Recensione: Lena e il segreto del sottomarino dimenticato, di Sanne Rooseboom

Titolo:
Lena e il segreto del sottomarino dimenticato
Autore: Sanne Rooseboom
Editore: Terre di Mezzo
Pagine: 360
Anno di pubblicazione: 2025
Prezzo copertina: 16,00 €

Recensione a cura di Luigi Pizzi

Lena, il cui vero nome è Vanessa, è una ragazza di undici anni che non si riconosce nell'immagine che sua madre vorrebbe per lei: una figlia delicata e femminile. Al contrario, predilige abiti scuri e nutre una profonda curiosità per il mondo che la circonda. Durante le vacanze estive, decide di acquistare una potente calamita per dedicarsi alla "pesca con il magnete" nel vecchio canale della sua città. Un giorno, pescando nel canale, Mot si imbatte in qualcosa di incredibile: un piccolo sottomarino arrugginito nascosto nelle acque fangose. La scoperta la mette in contatto con un gruppo di artisti e acrobati che vivono nel Cantiere, un capannone nel Porto Vecchio, facendo della libertà e dell’arte di strada il proprio stile di vita.
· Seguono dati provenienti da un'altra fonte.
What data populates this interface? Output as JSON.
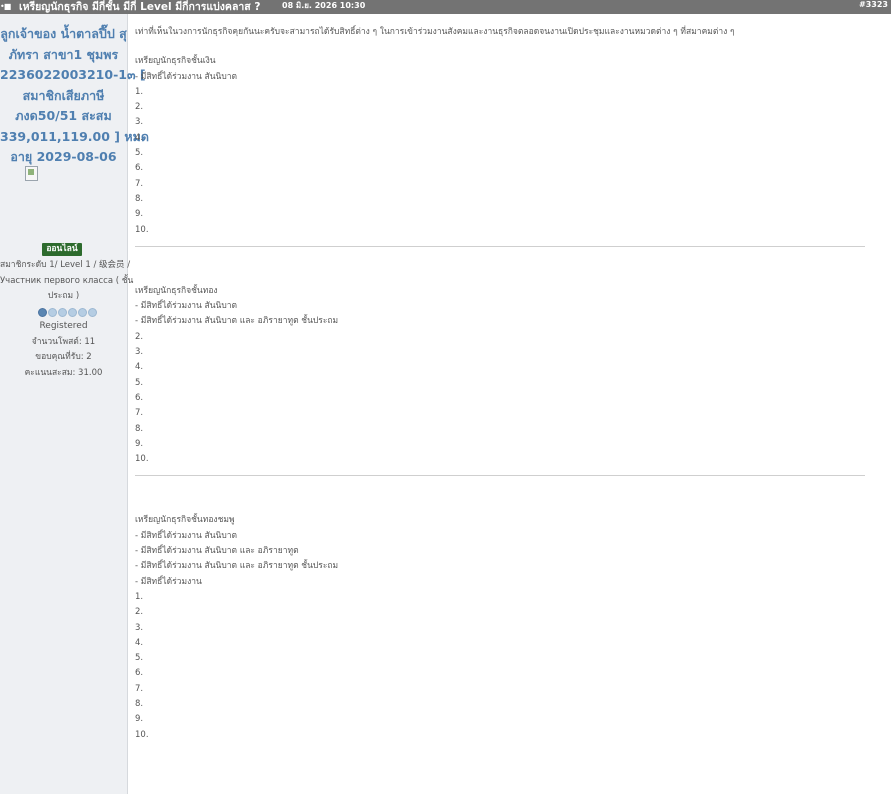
{
  "header": {
    "bullets": "•■",
    "title": "เหรียญนักธุรกิจ มีกี่ชั้น มีกี่ Level มีกี่การแบ่งคลาส ?",
    "date": "08 มิ.ย. 2026 10:30",
    "post_number": "#3323"
  },
  "profile": {
    "name_lines": [
      "ลูกเจ้าของ น้ำตาลปี๊ป สุ",
      "ภัทรา สาขา1 ชุมพร",
      "2236022003210-1๓ [",
      "สมาชิกเสียภาษี",
      "ภงด50/51 สะสม",
      "339,011,119.00 ] หมด",
      "อายุ 2029-08-06"
    ],
    "online_badge": "ออนไลน์",
    "rank_lines": [
      "สมาชิกระดับ 1/ Level 1 / 级会员 /",
      "Участник первого класса ( ชั้น",
      "ประถม )"
    ],
    "rank_level": 1,
    "rank_max": 6,
    "status": "Registered",
    "posts": "จำนวนโพสต์: 11",
    "thanks": "ขอบคุณที่รับ: 2",
    "points": "คะแนนสะสม: 31.00"
  },
  "post": {
    "intro": "เท่าที่เห็นในวงการนักธุรกิจคุยกันนะครับจะสามารถได้รับสิทธิ์ต่าง ๆ ในการเข้าร่วมงานสังคมและงานธุรกิจตลอดจนงานเปิดประชุมและงานหมวดต่าง ๆ ที่สมาคมต่าง ๆ",
    "section1": {
      "title": "เหรียญนักธุรกิจชั้นเงิน",
      "lines": [
        "- มีสิทธิ์ได้ร่วมงาน สันนิบาต"
      ],
      "items": [
        "1.",
        "2.",
        "3.",
        "4.",
        "5.",
        "6.",
        "7.",
        "8.",
        "9.",
        "10."
      ]
    },
    "section2": {
      "title": "เหรียญนักธุรกิจชั้นทอง",
      "lines": [
        "- มีสิทธิ์ได้ร่วมงาน สันนิบาต",
        "- มีสิทธิ์ได้ร่วมงาน สันนิบาต และ อภิรายาทูต ชั้นประถม"
      ],
      "items": [
        "2.",
        "3.",
        "4.",
        "5.",
        "6.",
        "7.",
        "8.",
        "9.",
        "10."
      ]
    },
    "section3": {
      "title": "เหรียญนักธุรกิจชั้นทองชมพู",
      "lines": [
        "- มีสิทธิ์ได้ร่วมงาน สันนิบาต",
        "- มีสิทธิ์ได้ร่วมงาน สันนิบาต และ อภิรายาทูต",
        "- มีสิทธิ์ได้ร่วมงาน สันนิบาต และ อภิรายาทูต ชั้นประถม",
        "- มีสิทธิ์ได้ร่วมงาน"
      ],
      "items": [
        "1.",
        "2.",
        "3.",
        "4.",
        "5.",
        "6.",
        "7.",
        "8.",
        "9.",
        "10."
      ]
    }
  },
  "colors": {
    "header_bg": "#737373",
    "username": "#4f7fb0",
    "online_badge": "#2d6b2d",
    "sidebar_bg": "#eef0f3"
  }
}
Ma la situazione si complica quando Lena si rende conto che il sottomarino non è solo un vecchio relitto: nasconde un segreto importante che potrebbe fermare un potente uomo d’affari senza scrupoli, Arkon Bolwerd, che vuole demolire il cantiere e costruire un quartiere di lusso al posto del Porto Vecchio. Lena, spinta dalla sua curiosità e dal senso di giustizia, decide di unirsi ai nuovi amici per proteggere il sottomarino e ciò che rappresenta. Insieme, dovranno affrontare una serie di sfide per evitare che il loro rifugio e i loro sogni vengano distrutti dalla speculazione e dalla corruzione. Nel frattempo, il rapporto di Lena con la madre diventa sempre più teso. La donna fatica a comprendere il desiderio della figlia di esplorare il mondo al di fuori delle convenzioni imposte dalla società e continua a spingerla verso un ideale di femminilità che non le appartiene. Questo conflitto familiare si intreccia con la trama principale, offrendo una riflessione sulla ricerca dell’identità e sull’importanza di accettarsi per ciò che si è davvero.

Sanne Rooseboom adotta uno stile narrativo fluido e accessibile, arricchito da descrizioni vivide che immergono il lettore nell'ambientazione urbana e leggermente distopica della storia. La città, con le sue fabbriche abbandonate e i canali inquinati, assume quasi il ruolo di un personaggio a sé stante, contribuendo a creare un'atmosfera unica che combina elementi di realismo e fantasia. Le illustrazioni di Sophie Pluim amplificano ulteriormente questa atmosfera, rendendo il libro visivamente accattivante. "Lena e il segreto del sottomarino dimenticato" di Sanne Rooseboom è molto più di un semplice romanzo d’avventura: è una storia di crescita personale, di lotta contro le ingiustizie e di amicizie che sfidano le convenzioni sociali. Lena infatti, rappresenta il coraggio di chi sceglie di seguire il proprio istinto, anche quando il mondo sembra volerla costringere in un ruolo predefinito. La sua avventura la porterà a scoprire non solo la verità sul sottomarino, ma anche su se stessa, imparando che l’indipendenza e la libertà di essere chi si è davvero valgono ogni rischio.

Sanne Rooseboom, autrice olandese per ragazzi, inventa storie da quando è bambina. Ha studiato Relazioni internazionali ad Amsterdam e in Inghilterra, e ha lavorato per anni come giornalista per diverse testate. Con Terre di mezzo Editore ha pubblicato Il ministero delle Soluzioni, illustrato da Mark Janssen e Lena e il segreto del sottomarino dimenticato (2025).